Robert E. Pearlman, a global explorer, award-winning creative designer, self-taught innovator, and anthropologist whose cultural interests included Africa and Italy, died Feb. 11 at his home in San Miguel de Allende, Mexico after a short illness from complications of lung cancer.

Bob had for several years divided his time, along with his wife Karol Rose, between San Miguel de Allende and Martha’s Vineyard. He first visited the Vineyard in the 1960s and kept returning for almost five decades, living there year-round from the early 2000s until 2016.

His life was an extraordinary combination of creativity, exploration, and far-flung knowledge of art, literature, technology, science, nature, music and history. He was a true renaissance man. He traveled to Africa repeatedly as part of his work with the Maasai people of Kenya, including developing an oral histories project that documented the stories of Maasai elders for the children of Kenya. His passions also took him into the waters off the coast of Italy where he and a friend, a veteran coral freediver, discovered a Greek shipwreck from circa 175 BC and recovered several intact pieces of ancient pottery.

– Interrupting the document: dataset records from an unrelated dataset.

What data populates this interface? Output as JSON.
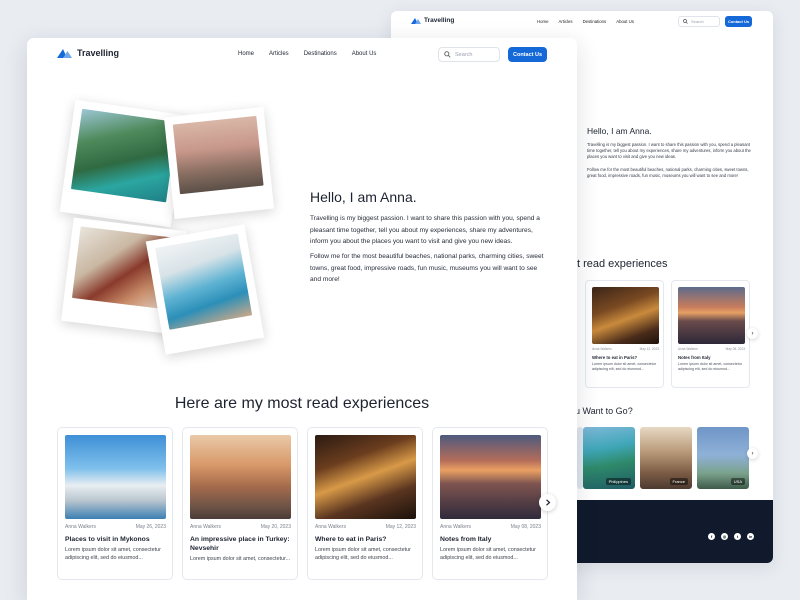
{
  "brand": {
    "name": "Travelling",
    "accent": "#1468d8"
  },
  "nav": {
    "links": [
      "Home",
      "Articles",
      "Destinations",
      "About Us"
    ],
    "search_placeholder": "Search",
    "cta": "Contact Us"
  },
  "hero": {
    "title": "Hello, I am Anna.",
    "paragraph1": "Travelling is my biggest passion. I want to share this passion with you, spend a pleasant time together, tell you about my experiences, share my adventures, inform you about the places you want to visit and give you new ideas.",
    "paragraph2": "Follow me for the most beautiful beaches, national parks, charming cities, sweet towns, great food, impressive roads, fun music, museums you will want to see and more!"
  },
  "experiences": {
    "title": "Here are my most read experiences",
    "cards": [
      {
        "author": "Anna Walkers",
        "date": "May 26, 2023",
        "title": "Places to visit in Mykonos",
        "desc": "Lorem ipsum dolor sit amet, consectetur adipiscing elit, sed do eiusmod..."
      },
      {
        "author": "Anna Walkers",
        "date": "May 20, 2023",
        "title": "An impressive place in Turkey: Nevsehir",
        "desc": "Lorem ipsum dolor sit amet, consectetur..."
      },
      {
        "author": "Anna Walkers",
        "date": "May 12, 2023",
        "title": "Where to eat in Paris?",
        "desc": "Lorem ipsum dolor sit amet, consectetur adipiscing elit, sed do eiusmod..."
      },
      {
        "author": "Anna Walkers",
        "date": "May 08, 2023",
        "title": "Notes from Italy",
        "desc": "Lorem ipsum dolor sit amet, consectetur adipiscing elit, sed do eiusmod..."
      }
    ],
    "next_icon": "chevron-right-icon"
  },
  "back_window": {
    "section1_title": "t read experiences",
    "section2_title": "u Want to Go?",
    "destinations": [
      "Philippines",
      "France",
      "USA"
    ],
    "social": [
      "f",
      "◎",
      "t",
      "in"
    ]
  }
}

He was born on Sept. 16, 1939, in Boothwyn, Pa., one of six children of Max and Ruth Pearlman, and grew up in Carmel, N.Y. where his family owned the Carmel Diner. He and his siblings worked at the diner on weekends. He graduated from Carmel High School and enrolled in the Tyler School of Art at Temple University in Philadelphia, but left within a year to work as a medical illustrator at Smith, Kline & French (GlaxoSmithKline). During this time he met and married his first wife, Ruth Himelfarb. They had two children, Scott and Ilana.

In 1963 he joined a small advertising agency in Connecticut. Soon he moved his young family to New York city, where he worked as designer, writer and producer for companies including IBM, Life Magazine, MGM, Loews Hotels, Random House, and Xerox. He also produced a weekly film criticism radio program on WBAI-FM, and lectured at Marymount College, where, in partnership with Lincoln Center, he started the first and still ongoing Loyola Marymount Film Festival.

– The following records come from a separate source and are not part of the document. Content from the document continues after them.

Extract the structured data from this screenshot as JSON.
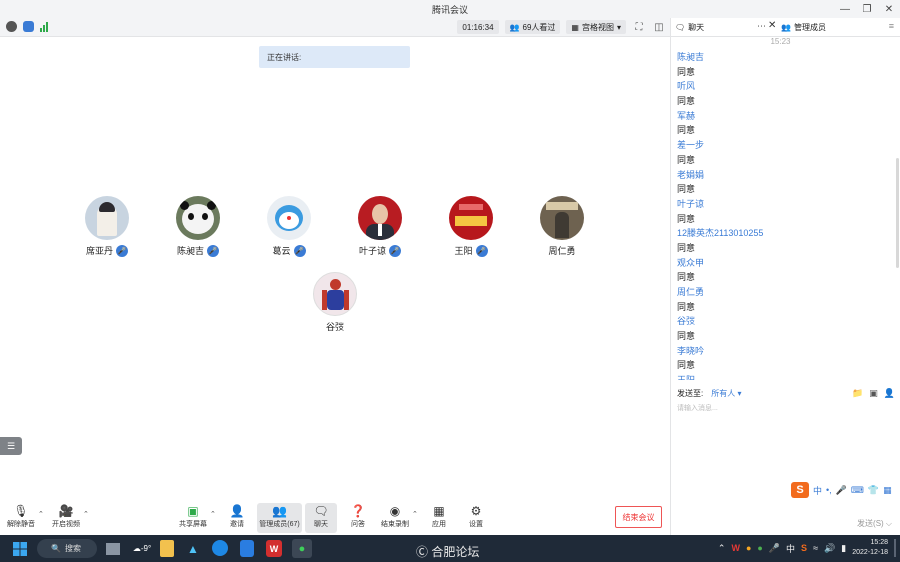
{
  "window": {
    "title": "腾讯会议"
  },
  "infobar": {
    "duration": "01:16:34",
    "watchers": "69人看过",
    "view_mode": "宫格视图"
  },
  "stage": {
    "speaking_label": "正在讲话:",
    "participants": [
      {
        "name": "席亚丹",
        "mic": true
      },
      {
        "name": "陈昶吉",
        "mic": true
      },
      {
        "name": "葛云",
        "mic": true
      },
      {
        "name": "叶子谅",
        "mic": true
      },
      {
        "name": "王阳",
        "mic": true
      },
      {
        "name": "周仁勇",
        "mic": false
      },
      {
        "name": "谷弢",
        "mic": false
      }
    ]
  },
  "toolbar": {
    "unmute": "解除静音",
    "video": "开启视频",
    "share": "共享屏幕",
    "invite": "邀请",
    "manage": "管理成员(67)",
    "chat": "聊天",
    "qa": "问答",
    "record": "结束录制",
    "apps": "应用",
    "settings": "设置",
    "end": "结束会议"
  },
  "chat": {
    "tab_chat": "聊天",
    "tab_members": "管理成员",
    "time": "15:23",
    "messages": [
      {
        "name": "陈昶吉",
        "text": "同意"
      },
      {
        "name": "听风",
        "text": "同意"
      },
      {
        "name": "军赫",
        "text": "同意"
      },
      {
        "name": "差一步",
        "text": "同意"
      },
      {
        "name": "老娟娟",
        "text": "同意"
      },
      {
        "name": "叶子谅",
        "text": "同意"
      },
      {
        "name": "12滕英杰2113010255",
        "text": "同意"
      },
      {
        "name": "观众甲",
        "text": "同意"
      },
      {
        "name": "周仁勇",
        "text": "同意"
      },
      {
        "name": "谷弢",
        "text": "同意"
      },
      {
        "name": "李晓吟",
        "text": "同意"
      },
      {
        "name": "王阳",
        "text": ""
      }
    ],
    "send_to_label": "发送至:",
    "send_to_value": "所有人",
    "input_placeholder": "请输入消息...",
    "ime_label": "中",
    "send_button": "发送(S)"
  },
  "taskbar": {
    "search": "搜索",
    "weather": "-9°",
    "watermark": "合肥论坛",
    "ime": "中",
    "time": "15:28",
    "date": "2022-12-18"
  },
  "colors": {
    "accent": "#3a7bd5",
    "end": "#e33333",
    "taskbar": "#1f2a38"
  }
}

In 1970, he and his family moved to southern Italy where for two years he focused on writing and scuba diving. After returning to New York, Bob spent a decade as president of Cavalieri Kleier Pearlman, an ad agency with a client roster that included Jacques Cousteau. During this time he met and married his second wife, Gail Ash. They had two children, Ashley and Alex.

Bob’s work consistently won attention and awards. Some of his proudest moments came from his work with not-for-profit organizations. In 1989 he was retained by the United States Agency for International Development to develop a strategic marketing campaign for the country of Botswana to attract industry and tourism. In Botswana he met his third wife, Karol Rose.

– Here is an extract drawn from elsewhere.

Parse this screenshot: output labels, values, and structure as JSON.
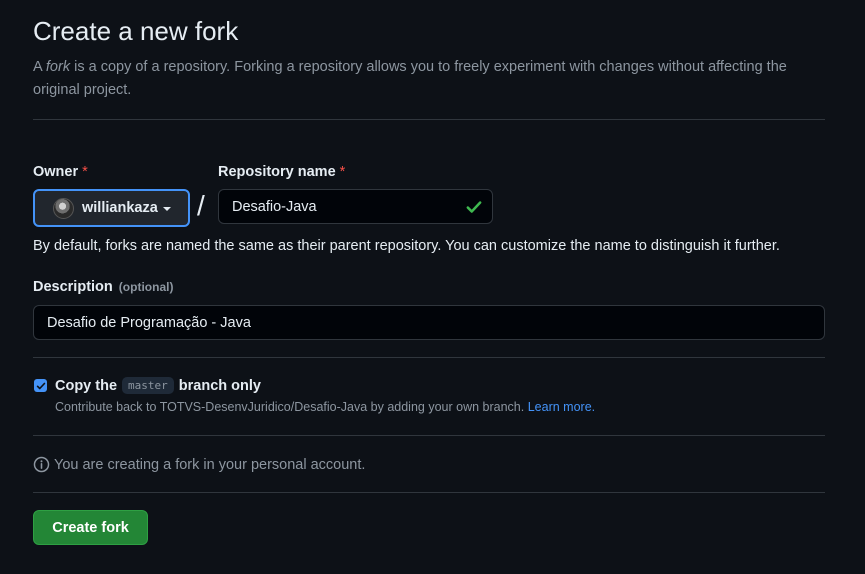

In 1991, he joined Hadassah, the largest women’s volunteer organization in America, as creative director. He retired in 1999.

He was a longtime fellow and board member of The Explorers Club, receiving the club’s Edward C. Sweeney Memorial Medal in 1998.

He was predeceased by his parents; brothers Donald Pearlman and David (Butch) Pearlman; and his son Scott.

He is survived by his wife of 31 years, Karol Rose of San Miguel de Allende; daughters Ilana Pearlman and her husband, Todd Wieseler of Nederland, Colo, and Ashley Pearlman, and son Alex Pearlman, both of New York,; stepson Michael Rose and his wife, Heidi Hoover, of Brooklyn, N.Y.; stepson Richard Rose and his wife Lisa of Cortlandt Manor, N.Y.; sisters Lenore (Lyn) Lundberg and her husband Ed of Carmel, N.Y.; and Carol Madden and her husband Peter of Lake Carmel, N.Y.; brother Eugene (Skip) Pearlman of Hopewell Junction, N.Y.; and five grandchildren, along with many cherished relatives and friends, and his beloved dog Rusty.

Donations can be made to The Sheldrick Wildlife Trust.